Tuesday marked the close of the primary transfer window for Major League Soccer.  Real Salt Lake closed the window with two signings in the final days, with Jonathan Menèndez and Toni Datković inking deals to join the club.  After previously adding Rubio Rubin, Anderson Julio and Bobby Wood during the same primary transfer window, it was an active window for General Manager Elliot Fall as he pieced together a team to compete in a heated Western Conference.

But what is a transfer window?  And when could RSL add more talent?

The simple answer is that there are two transfer windows in the U.S. In 2021, those windows are:
Primary Transfer Window – March 10-June 1
Secondary Transfer Window – July 7-August 5

Simple enough, right?

Well, there is much more to it than that, so to break down how transfer windows operate, Elliot Fall got into the weeds and explained everything in layman’s terms.

Q: How would you describe a transfer window to fans in the simplest terms?

Fall: A transfer window is the period of time during which you can register new players to play for your team. So, it's the time during which you can bring players in from other clubs around the world - into your league and into the country, essentially. FIFA allows each Federation - each country - to dictate their transfer windows for their professional leagues. Each country is allowed to have one 90-day window and one 30-day window. Our primary window generally opens sometime in early February, and then remains open for 90 days. This year, due to COVID and the delayed season, the window opened a little later. It opened on March 10 and closed on June 1. It was lined up to accommodate players coming in during the offseason and stayed open through the start of the season. Then we will have our secondary window which will open on July 7 and close 30 days after.

Q: How does RSL approach those two windows differently, if at all?

Fall: I don't think we necessarily approach them differently. The primary window is when you're bringing in the players that you're acquiring in the offseason. So it's the bigger window in terms of roster building - more acquisition of new players. But the secondary window also is the one that aligns with European Windows more - or European seasons I guess I should say - more directly, so there's always opportunity to bring good players in in the secondary window as well.

Q: From that standpoint, because you're getting guys from throughout Europe and other places around the world, their contracts end in the summer. Does that alter the player availability? Do those lists change dramatically from one window to the next?

Fall: Absolutely. Generally speaking, and in Europe, player contracts go through about June 30 so during that July window there are often players that come available because their contract ends or their season ends and their teams are looking to move them. So absolutely, the lists of players that are available are often dramatically different.
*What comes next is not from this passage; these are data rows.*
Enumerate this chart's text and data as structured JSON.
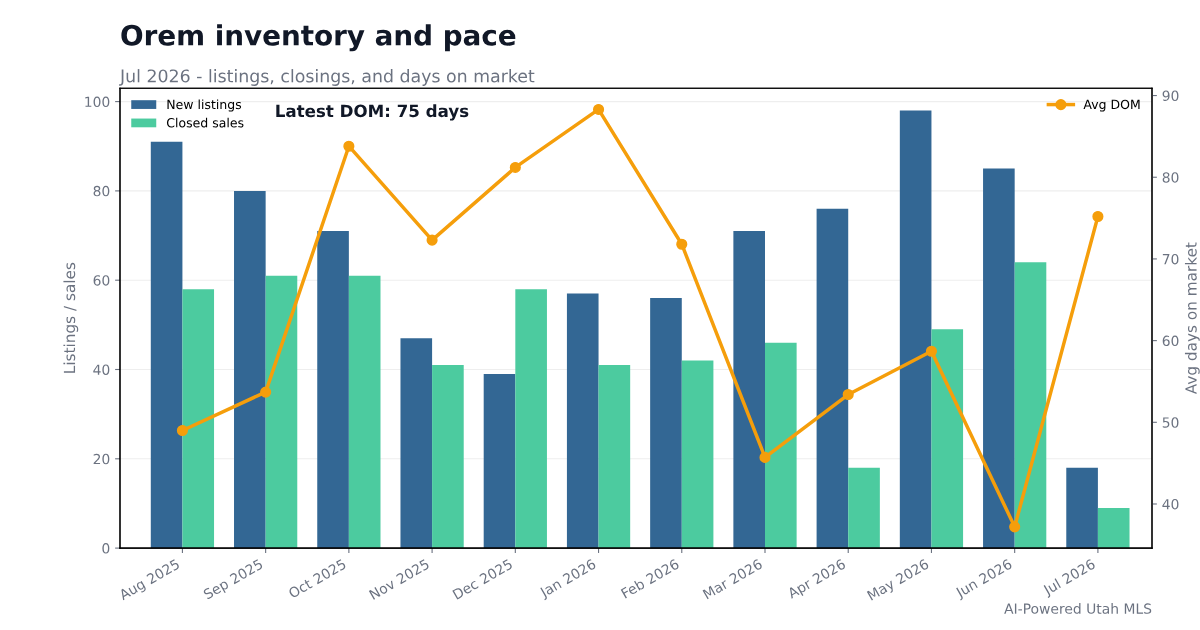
{
  "chart_data": {
    "type": "bar",
    "title": "Orem inventory and pace",
    "subtitle": "Jul 2026 - listings, closings, and days on market",
    "ylabel": "Listings / sales",
    "y2label": "Avg days on market",
    "categories": [
      "Aug 2025",
      "Sep 2025",
      "Oct 2025",
      "Nov 2025",
      "Dec 2025",
      "Jan 2026",
      "Feb 2026",
      "Mar 2026",
      "Apr 2026",
      "May 2026",
      "Jun 2026",
      "Jul 2026"
    ],
    "series": [
      {
        "name": "New listings",
        "color": "#336794",
        "values": [
          91,
          80,
          71,
          47,
          39,
          57,
          56,
          71,
          76,
          98,
          85,
          18
        ]
      },
      {
        "name": "Closed sales",
        "color": "#4ccb9f",
        "values": [
          58,
          61,
          61,
          41,
          58,
          41,
          42,
          46,
          18,
          49,
          64,
          9
        ]
      },
      {
        "name": "Avg DOM",
        "type": "line",
        "axis": "y2",
        "color": "#f59e0b",
        "marker": "circle",
        "values": [
          49.0,
          53.7,
          83.8,
          72.3,
          81.2,
          88.3,
          71.8,
          45.7,
          53.4,
          58.7,
          37.2,
          75.2
        ]
      }
    ],
    "ylim": [
      0,
      103
    ],
    "yticks": [
      0,
      20,
      40,
      60,
      80,
      100
    ],
    "y2lim": [
      34.6,
      90.9
    ],
    "y2ticks": [
      40,
      50,
      60,
      70,
      80,
      90
    ],
    "grid": "y",
    "legend": "top left",
    "annotations": [
      "Latest DOM: 75 days",
      "AI-Powered Utah MLS"
    ]
  }
}
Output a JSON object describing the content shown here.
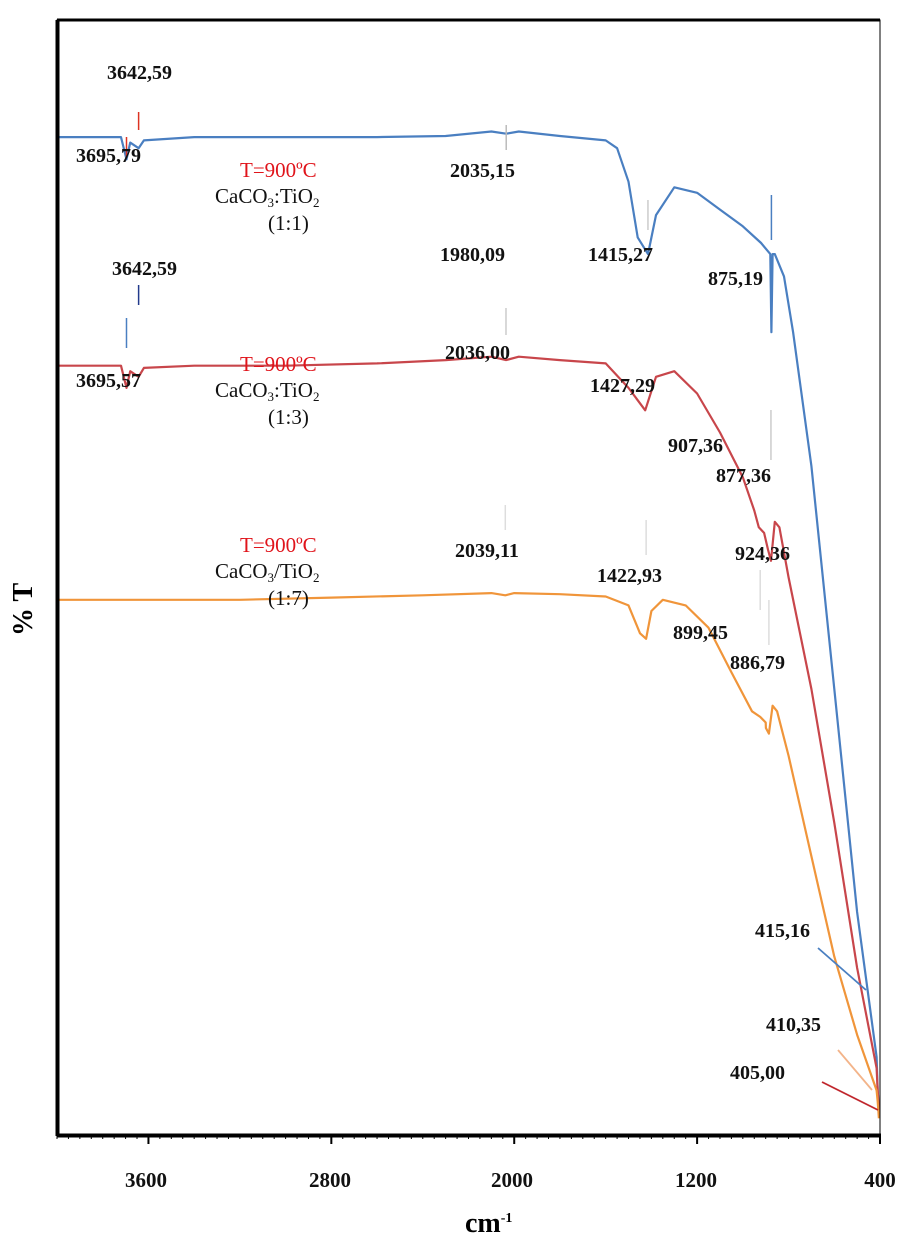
{
  "chart_data": {
    "type": "line",
    "title": "",
    "xlabel": "cm-1",
    "ylabel": "% T",
    "x_reversed": true,
    "xlim": [
      4000,
      400
    ],
    "x_ticks": [
      3600,
      2800,
      2000,
      1200,
      400
    ],
    "y_ticks": [],
    "grid": false,
    "legend": "inline annotations",
    "series": [
      {
        "name": "CaCO3:TiO2 (1:1), T=900°C",
        "color": "#4a7fc1",
        "x": [
          4000,
          3720,
          3696,
          3680,
          3643,
          3620,
          3400,
          3000,
          2600,
          2300,
          2100,
          2035,
          1980,
          1800,
          1600,
          1550,
          1500,
          1460,
          1415,
          1380,
          1300,
          1200,
          1100,
          1000,
          920,
          900,
          880,
          875,
          870,
          860,
          820,
          780,
          700,
          600,
          500,
          415,
          410,
          405
        ],
        "y": [
          89.5,
          89.5,
          87.5,
          89.0,
          88.5,
          89.2,
          89.5,
          89.5,
          89.5,
          89.6,
          90.0,
          89.8,
          90.0,
          89.6,
          89.2,
          88.5,
          85.5,
          80.5,
          79.0,
          82.5,
          85.0,
          84.5,
          83.0,
          81.5,
          80.0,
          79.5,
          79.0,
          72.0,
          79.0,
          79.0,
          77.0,
          72.0,
          60.0,
          40.0,
          20.0,
          7.0,
          4.0,
          2.0
        ]
      },
      {
        "name": "CaCO3:TiO2 (1:3), T=900°C",
        "color": "#c8464b",
        "x": [
          4000,
          3720,
          3696,
          3680,
          3643,
          3620,
          3400,
          3000,
          2600,
          2300,
          2100,
          2036,
          1980,
          1800,
          1600,
          1500,
          1427,
          1380,
          1300,
          1200,
          1100,
          1000,
          950,
          930,
          907,
          890,
          877,
          860,
          840,
          800,
          700,
          600,
          500,
          415,
          410,
          405
        ],
        "y": [
          69.0,
          69.0,
          67.0,
          68.5,
          68.0,
          68.8,
          69.0,
          69.0,
          69.2,
          69.5,
          69.8,
          69.5,
          69.8,
          69.5,
          69.2,
          67.0,
          65.0,
          68.0,
          68.5,
          66.5,
          63.0,
          59.0,
          56.0,
          54.5,
          54.0,
          52.5,
          51.5,
          55.0,
          54.5,
          50.0,
          40.0,
          28.0,
          15.0,
          6.0,
          4.0,
          2.0
        ]
      },
      {
        "name": "CaCO3/TiO2 (1:7), T=900°C",
        "color": "#f0953a",
        "x": [
          4000,
          3600,
          3200,
          2800,
          2400,
          2100,
          2039,
          2000,
          1800,
          1600,
          1500,
          1450,
          1423,
          1400,
          1350,
          1250,
          1150,
          1050,
          960,
          924,
          900,
          899,
          886,
          870,
          850,
          800,
          700,
          600,
          500,
          415,
          410,
          405
        ],
        "y": [
          48.0,
          48.0,
          48.0,
          48.2,
          48.4,
          48.6,
          48.4,
          48.6,
          48.5,
          48.3,
          47.5,
          45.0,
          44.5,
          47.0,
          48.0,
          47.5,
          45.5,
          41.5,
          38.0,
          37.5,
          37.0,
          36.5,
          36.0,
          38.5,
          38.0,
          34.0,
          25.0,
          16.0,
          9.0,
          4.0,
          3.0,
          1.5
        ]
      }
    ],
    "annotations": [
      {
        "text": "3642,59",
        "series": "1:1"
      },
      {
        "text": "3695,79",
        "series": "1:1"
      },
      {
        "text": "2035,15",
        "series": "1:1"
      },
      {
        "text": "1980,09",
        "series": "1:1/1:3"
      },
      {
        "text": "1415,27",
        "series": "1:1"
      },
      {
        "text": "875,19",
        "series": "1:1"
      },
      {
        "text": "3642,59",
        "series": "1:3"
      },
      {
        "text": "3695,57",
        "series": "1:3"
      },
      {
        "text": "2036,00",
        "series": "1:3"
      },
      {
        "text": "1427,29",
        "series": "1:3"
      },
      {
        "text": "907,36",
        "series": "1:3"
      },
      {
        "text": "877,36",
        "series": "1:3"
      },
      {
        "text": "2039,11",
        "series": "1:7"
      },
      {
        "text": "1422,93",
        "series": "1:7"
      },
      {
        "text": "924,36",
        "series": "1:7"
      },
      {
        "text": "899,45",
        "series": "1:7"
      },
      {
        "text": "886,79",
        "series": "1:7"
      },
      {
        "text": "415,16"
      },
      {
        "text": "410,35"
      },
      {
        "text": "405,00"
      }
    ]
  },
  "axes": {
    "x_label": "cm",
    "x_label_sup": "-1",
    "y_label": "% T",
    "x_ticks": [
      "3600",
      "2800",
      "2000",
      "1200",
      "400"
    ]
  },
  "samples": [
    {
      "temp": "T=900ºC",
      "name_a": "CaCO",
      "sub_a": "3",
      "sep": ":",
      "name_b": "TiO",
      "sub_b": "2",
      "ratio": "(1:1)"
    },
    {
      "temp": "T=900ºC",
      "name_a": "CaCO",
      "sub_a": "3",
      "sep": ":",
      "name_b": "TiO",
      "sub_b": "2",
      "ratio": "(1:3)"
    },
    {
      "temp": "T=900ºC",
      "name_a": "CaCO",
      "sub_a": "3",
      "sep": "/",
      "name_b": "TiO",
      "sub_b": "2",
      "ratio": "(1:7)"
    }
  ],
  "peaks": {
    "p1_3642": "3642,59",
    "p1_3695": "3695,79",
    "p1_2035": "2035,15",
    "p1_1980": "1980,09",
    "p1_1415": "1415,27",
    "p1_875": "875,19",
    "p2_3642": "3642,59",
    "p2_3695": "3695,57",
    "p2_2036": "2036,00",
    "p2_1427": "1427,29",
    "p2_907": "907,36",
    "p2_877": "877,36",
    "p3_2039": "2039,11",
    "p3_1422": "1422,93",
    "p3_924": "924,36",
    "p3_899": "899,45",
    "p3_886": "886,79",
    "p_415": "415,16",
    "p_410": "410,35",
    "p_405": "405,00"
  }
}
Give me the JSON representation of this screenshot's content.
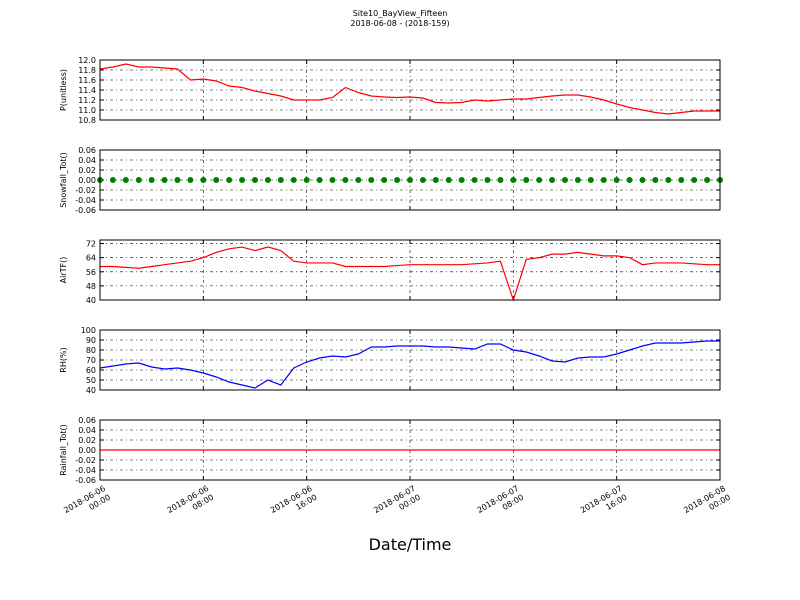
{
  "chart_data": [
    {
      "type": "line",
      "title": "Site10_BayView_Fifteen",
      "subtitle": "2018-06-08 - (2018-159)",
      "ylabel": "P(unitless)",
      "color": "#ff0000",
      "ylim": [
        10.8,
        12.0
      ],
      "yticks": [
        10.8,
        {
          "value": 11,
          "label": "11.0"
        },
        11.2,
        11.4,
        11.6,
        11.8,
        {
          "value": 12,
          "label": "12.0"
        }
      ],
      "values": [
        11.82,
        11.86,
        11.92,
        11.86,
        11.86,
        11.84,
        11.82,
        11.6,
        11.62,
        11.58,
        11.48,
        11.45,
        11.38,
        11.33,
        11.28,
        11.2,
        11.2,
        11.2,
        11.25,
        11.45,
        11.35,
        11.28,
        11.26,
        11.25,
        11.26,
        11.24,
        11.15,
        11.14,
        11.15,
        11.2,
        11.18,
        11.2,
        11.22,
        11.22,
        11.25,
        11.28,
        11.3,
        11.3,
        11.26,
        11.2,
        11.12,
        11.05,
        11.0,
        10.95,
        10.92,
        10.95,
        10.98,
        10.98,
        10.98
      ]
    },
    {
      "type": "scatter",
      "ylabel": "Snowfall_Tot()",
      "color": "#008000",
      "ylim": [
        -0.06,
        0.06
      ],
      "yticks": [
        -0.06,
        -0.04,
        -0.02,
        {
          "value": 0,
          "label": "0.00"
        },
        0.02,
        0.04,
        0.06
      ],
      "values": [
        0,
        0,
        0,
        0,
        0,
        0,
        0,
        0,
        0,
        0,
        0,
        0,
        0,
        0,
        0,
        0,
        0,
        0,
        0,
        0,
        0,
        0,
        0,
        0,
        0,
        0,
        0,
        0,
        0,
        0,
        0,
        0,
        0,
        0,
        0,
        0,
        0,
        0,
        0,
        0,
        0,
        0,
        0,
        0,
        0,
        0,
        0,
        0,
        0
      ]
    },
    {
      "type": "line",
      "ylabel": "AirTF()",
      "color": "#ff0000",
      "ylim": [
        40,
        74
      ],
      "yticks": [
        40,
        48,
        56,
        64,
        72
      ],
      "values": [
        59,
        59,
        58.5,
        58,
        59,
        60,
        61,
        62,
        64,
        67,
        69,
        70,
        68,
        70,
        68,
        62,
        61,
        61,
        61,
        59,
        59,
        59,
        59,
        59.5,
        60,
        60,
        60,
        60,
        60,
        60.5,
        61,
        62,
        40,
        63,
        64,
        66,
        66,
        67,
        66,
        65,
        65,
        64,
        60,
        61,
        61,
        61,
        60.5,
        60,
        60
      ]
    },
    {
      "type": "line",
      "ylabel": "RH(%)",
      "color": "#0000ff",
      "ylim": [
        40,
        100
      ],
      "yticks": [
        40,
        50,
        60,
        70,
        80,
        90,
        100
      ],
      "values": [
        62,
        64,
        66,
        67,
        63,
        61,
        62,
        60,
        57,
        53,
        48,
        45,
        42,
        50,
        45,
        62,
        68,
        72,
        74,
        73,
        76,
        83,
        83,
        84,
        84,
        84,
        83,
        83,
        82,
        81,
        86,
        86,
        80,
        78,
        74,
        69,
        68,
        72,
        73,
        73,
        76,
        80,
        84,
        87,
        87,
        87,
        88,
        89,
        89
      ]
    },
    {
      "type": "line",
      "ylabel": "Rainfall_Tot()",
      "color": "#ff0000",
      "xlabel": "Date/Time",
      "ylim": [
        -0.06,
        0.06
      ],
      "yticks": [
        -0.06,
        -0.04,
        -0.02,
        {
          "value": 0,
          "label": "0.00"
        },
        0.02,
        0.04,
        0.06
      ],
      "values": [
        0,
        0,
        0,
        0,
        0,
        0,
        0,
        0,
        0,
        0,
        0,
        0,
        0,
        0,
        0,
        0,
        0,
        0,
        0,
        0,
        0,
        0,
        0,
        0,
        0,
        0,
        0,
        0,
        0,
        0,
        0,
        0,
        0,
        0,
        0,
        0,
        0,
        0,
        0,
        0,
        0,
        0,
        0,
        0,
        0,
        0,
        0,
        0,
        0
      ],
      "x": [
        "2018-06-06 00:00",
        "2018-06-06 01:00",
        "2018-06-06 02:00",
        "2018-06-06 03:00",
        "2018-06-06 04:00",
        "2018-06-06 05:00",
        "2018-06-06 06:00",
        "2018-06-06 07:00",
        "2018-06-06 08:00",
        "2018-06-06 09:00",
        "2018-06-06 10:00",
        "2018-06-06 11:00",
        "2018-06-06 12:00",
        "2018-06-06 13:00",
        "2018-06-06 14:00",
        "2018-06-06 15:00",
        "2018-06-06 16:00",
        "2018-06-06 17:00",
        "2018-06-06 18:00",
        "2018-06-06 19:00",
        "2018-06-06 20:00",
        "2018-06-06 21:00",
        "2018-06-06 22:00",
        "2018-06-06 23:00",
        "2018-06-07 00:00",
        "2018-06-07 01:00",
        "2018-06-07 02:00",
        "2018-06-07 03:00",
        "2018-06-07 04:00",
        "2018-06-07 05:00",
        "2018-06-07 06:00",
        "2018-06-07 07:00",
        "2018-06-07 08:00",
        "2018-06-07 09:00",
        "2018-06-07 10:00",
        "2018-06-07 11:00",
        "2018-06-07 12:00",
        "2018-06-07 13:00",
        "2018-06-07 14:00",
        "2018-06-07 15:00",
        "2018-06-07 16:00",
        "2018-06-07 17:00",
        "2018-06-07 18:00",
        "2018-06-07 19:00",
        "2018-06-07 20:00",
        "2018-06-07 21:00",
        "2018-06-07 22:00",
        "2018-06-07 23:00",
        "2018-06-08 00:00"
      ],
      "xlim": [
        "2018-06-06 00:00",
        "2018-06-08 00:00"
      ],
      "xticks": [
        "2018-06-06 00:00",
        "2018-06-06 08:00",
        "2018-06-06 16:00",
        "2018-06-07 00:00",
        "2018-06-07 08:00",
        "2018-06-07 16:00",
        "2018-06-08 00:00"
      ]
    }
  ]
}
Q: What's the time between the windows like for RSL’s technical staff?

Fall: It can be very busy. For us, right now, it's not going to be as busy trying to line up acquisitions for the summer window as much as it will be coordinating things for the players we acquired - immigration and paperwork and getting guys settled in. That said, there are some years where you are working to line up deals. You can even execute deals outside of the windows, you just can't transfer a player in. They can't be registered to play for you if they were registered for another club when the window closed. So there isn't any time in the year that isn't busy for some reason, but in between the windows can be the slowest period of time in our jobs.

Q: What kind of things are you able to do in terms of adding players in that time between windows?

Fall: You can move players out at any point in time because transfer windows only apply to incoming transfers. For example if you were to say sell a player to Europe, it doesn't matter if your transfer window is open or not. It's only the destination club’s window that matters. The European window isn't open right now, but we were able to bring in Toni Datković. The Argentine window was not open, but we were able to bring Jony in. But that's because our window was open so those transfers are allowed. You can also sign free agents between the windows, and theoretically you can sign players whose ITCs are already in the Federation that you participate in. So theoretically, we could sign players in the United States if they've already been here. We also have league limitations on acquisitions outside of windows but that's not a transfer window related thing as much as there is a league rule.

Q: For the average fan out there, how would you explain ITCs?

Fall: ITC stands for International Transfer Certificate. It is essentially the player’s passport, for lack of a better word. It's a digital passport that allows them to play for a new team. So that certificate has to be transferred from one Federation to another to allow him to play for a new team. And that is all done through the FIFA TMS, which is Transfer Matching System. Essentially the idea is that all parties involved in the transfer have to input the information for that transfer into the Transfer Matching System to match it so that it is clear that there is an agreement on both sides and then the certificate can be transferred once there is a clear agreement.